Neil Purling - 30 May 2005 18:11 GMT
I do believe that the Tasma 100 is a relatively new product becauseit is
packaged in DX coded cassettes. The dev time approximates to that as for Pan
F.
Retro Photographic in the UK markets the 64, the 100 and the 125ASA.
The 64 and 125 are possibly examples of their internal market stuff. The
film is wound onto a spindle but that spindle is then wrapped in black paper
as to be light-tight and then sealed in a foil bag. A Soviet or Russian
photographer might have reloadable metal cassettes like the Leica type which
have two cylinders, forming a light trap.
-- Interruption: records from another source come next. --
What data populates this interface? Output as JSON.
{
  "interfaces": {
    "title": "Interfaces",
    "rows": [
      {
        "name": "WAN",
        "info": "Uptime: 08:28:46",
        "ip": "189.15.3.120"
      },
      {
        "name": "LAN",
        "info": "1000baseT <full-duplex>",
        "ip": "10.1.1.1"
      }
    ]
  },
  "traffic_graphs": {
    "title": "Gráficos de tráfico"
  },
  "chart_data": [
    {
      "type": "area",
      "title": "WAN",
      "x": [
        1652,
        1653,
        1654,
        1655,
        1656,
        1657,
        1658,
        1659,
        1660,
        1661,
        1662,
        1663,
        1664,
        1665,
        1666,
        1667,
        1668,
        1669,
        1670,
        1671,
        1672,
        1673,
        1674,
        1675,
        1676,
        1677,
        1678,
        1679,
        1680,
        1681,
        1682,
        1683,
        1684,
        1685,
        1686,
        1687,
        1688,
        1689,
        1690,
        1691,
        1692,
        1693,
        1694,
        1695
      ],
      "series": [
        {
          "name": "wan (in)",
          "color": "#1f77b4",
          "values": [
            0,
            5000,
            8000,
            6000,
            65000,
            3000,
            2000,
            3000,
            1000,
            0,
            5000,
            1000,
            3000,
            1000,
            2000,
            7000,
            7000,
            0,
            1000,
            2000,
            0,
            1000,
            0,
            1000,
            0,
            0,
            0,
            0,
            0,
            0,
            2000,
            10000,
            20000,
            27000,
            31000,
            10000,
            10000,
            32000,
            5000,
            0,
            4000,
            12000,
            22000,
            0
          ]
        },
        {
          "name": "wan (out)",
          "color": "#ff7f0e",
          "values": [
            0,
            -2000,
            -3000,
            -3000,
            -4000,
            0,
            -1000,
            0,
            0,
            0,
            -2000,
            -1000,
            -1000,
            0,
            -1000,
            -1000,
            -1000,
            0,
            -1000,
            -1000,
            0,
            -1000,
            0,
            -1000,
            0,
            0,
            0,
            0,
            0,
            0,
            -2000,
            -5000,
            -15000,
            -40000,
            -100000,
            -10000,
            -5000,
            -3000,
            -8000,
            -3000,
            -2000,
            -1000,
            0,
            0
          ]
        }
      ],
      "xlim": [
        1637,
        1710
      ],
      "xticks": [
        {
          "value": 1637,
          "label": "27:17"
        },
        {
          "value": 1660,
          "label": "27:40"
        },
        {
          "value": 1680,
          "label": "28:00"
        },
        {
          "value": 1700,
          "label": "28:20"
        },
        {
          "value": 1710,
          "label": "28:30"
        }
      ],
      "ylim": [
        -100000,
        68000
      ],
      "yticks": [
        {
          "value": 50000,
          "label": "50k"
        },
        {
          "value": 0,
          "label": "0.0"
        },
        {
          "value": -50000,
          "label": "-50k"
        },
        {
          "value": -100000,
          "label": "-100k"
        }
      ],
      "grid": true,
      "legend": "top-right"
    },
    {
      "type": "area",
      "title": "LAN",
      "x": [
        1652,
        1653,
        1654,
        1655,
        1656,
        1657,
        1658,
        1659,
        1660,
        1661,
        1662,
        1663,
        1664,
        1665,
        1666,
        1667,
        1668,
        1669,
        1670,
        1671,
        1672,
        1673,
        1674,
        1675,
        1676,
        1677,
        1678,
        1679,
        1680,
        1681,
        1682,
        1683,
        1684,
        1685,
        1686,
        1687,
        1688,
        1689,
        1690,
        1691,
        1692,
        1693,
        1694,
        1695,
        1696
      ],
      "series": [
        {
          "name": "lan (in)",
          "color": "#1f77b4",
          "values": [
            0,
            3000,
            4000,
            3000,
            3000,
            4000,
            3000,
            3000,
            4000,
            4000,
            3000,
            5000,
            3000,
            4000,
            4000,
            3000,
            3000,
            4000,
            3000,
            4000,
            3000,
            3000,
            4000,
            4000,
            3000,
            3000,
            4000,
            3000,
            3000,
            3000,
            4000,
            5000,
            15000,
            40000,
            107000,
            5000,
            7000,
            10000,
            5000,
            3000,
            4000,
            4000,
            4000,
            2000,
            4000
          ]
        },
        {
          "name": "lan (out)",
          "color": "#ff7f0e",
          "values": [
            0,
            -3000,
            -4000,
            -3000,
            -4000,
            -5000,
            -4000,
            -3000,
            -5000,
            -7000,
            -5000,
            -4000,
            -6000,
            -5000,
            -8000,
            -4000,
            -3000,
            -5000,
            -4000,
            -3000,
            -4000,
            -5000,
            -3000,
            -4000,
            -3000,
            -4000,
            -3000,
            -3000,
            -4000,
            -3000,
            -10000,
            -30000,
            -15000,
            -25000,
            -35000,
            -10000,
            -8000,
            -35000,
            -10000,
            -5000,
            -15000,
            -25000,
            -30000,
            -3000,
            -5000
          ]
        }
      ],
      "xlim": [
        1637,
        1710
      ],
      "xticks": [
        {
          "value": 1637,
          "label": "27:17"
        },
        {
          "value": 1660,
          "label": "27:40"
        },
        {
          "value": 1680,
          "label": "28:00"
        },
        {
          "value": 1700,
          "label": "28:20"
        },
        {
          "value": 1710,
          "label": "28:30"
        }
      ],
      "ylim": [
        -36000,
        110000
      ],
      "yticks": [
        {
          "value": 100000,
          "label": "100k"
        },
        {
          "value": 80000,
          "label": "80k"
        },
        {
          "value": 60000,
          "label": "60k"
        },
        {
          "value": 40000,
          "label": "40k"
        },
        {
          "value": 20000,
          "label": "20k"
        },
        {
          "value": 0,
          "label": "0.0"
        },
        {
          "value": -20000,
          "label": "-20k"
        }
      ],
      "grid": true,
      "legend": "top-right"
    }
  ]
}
The Soviet types have the light
trap opened when you close one of the latches on the base of the
camera.There are two different sorts for the Fed and the Zorki, the Zorki
type won't work in a Fed. The spools of the Tasma just slot into either
cassette.

Now the Tasma Foto company in Tartarstan are not the easiest to deal with,
they seem to still have the Soviet era ethos that the customer is always
wrong. I got the impression that Retro might not continue to deal in this
film after they have exhausted the considerable supply they obtained.

Who else deals in these films? Did Tasma make a higher speed film?
Matthew McGrattan - 30 May 2005 18:59 GMT
>I do believe that the Tasma 100 is a relatively new product becauseit is
>packaged in DX coded cassettes. The dev time approximates to that as for Pan
[quoted text clipped - 16 lines]
>
>Who else deals in these films? Did Tasma make a higher speed film?

I picked up a couple of the foil-bag wrapped spindles of 64 and 100.

I processed the first roll of the 64 yesterday and developed it more
or less as Pan-F+  rated at 64ASA.

I gave it 12 min in Rodinal diluted at 1:50.

The results were pretty dense negatives and contrasty negatives - they
didn't scan particularly well but the scanner I use definitely prefers
flatter, thinner negs.

http://www.mcgrattan.f2s.com/tasma_test.jpg
http://www.mcgrattan.f2s.com/tasma_test2.jpg

[jpegs probably bigger than browser window so click to resize]

I think the next roll I may developed Rodinal in 1:100 and see what
happens.

Incidentally, the film curls up REALLY badly. Even when hung straight
to dry the moment you take any weight off it, it curls up. Holding it
flat to load it into the negative carrier for the scanner was a
nightmare.

Hopefully this was due to some handling error on my part.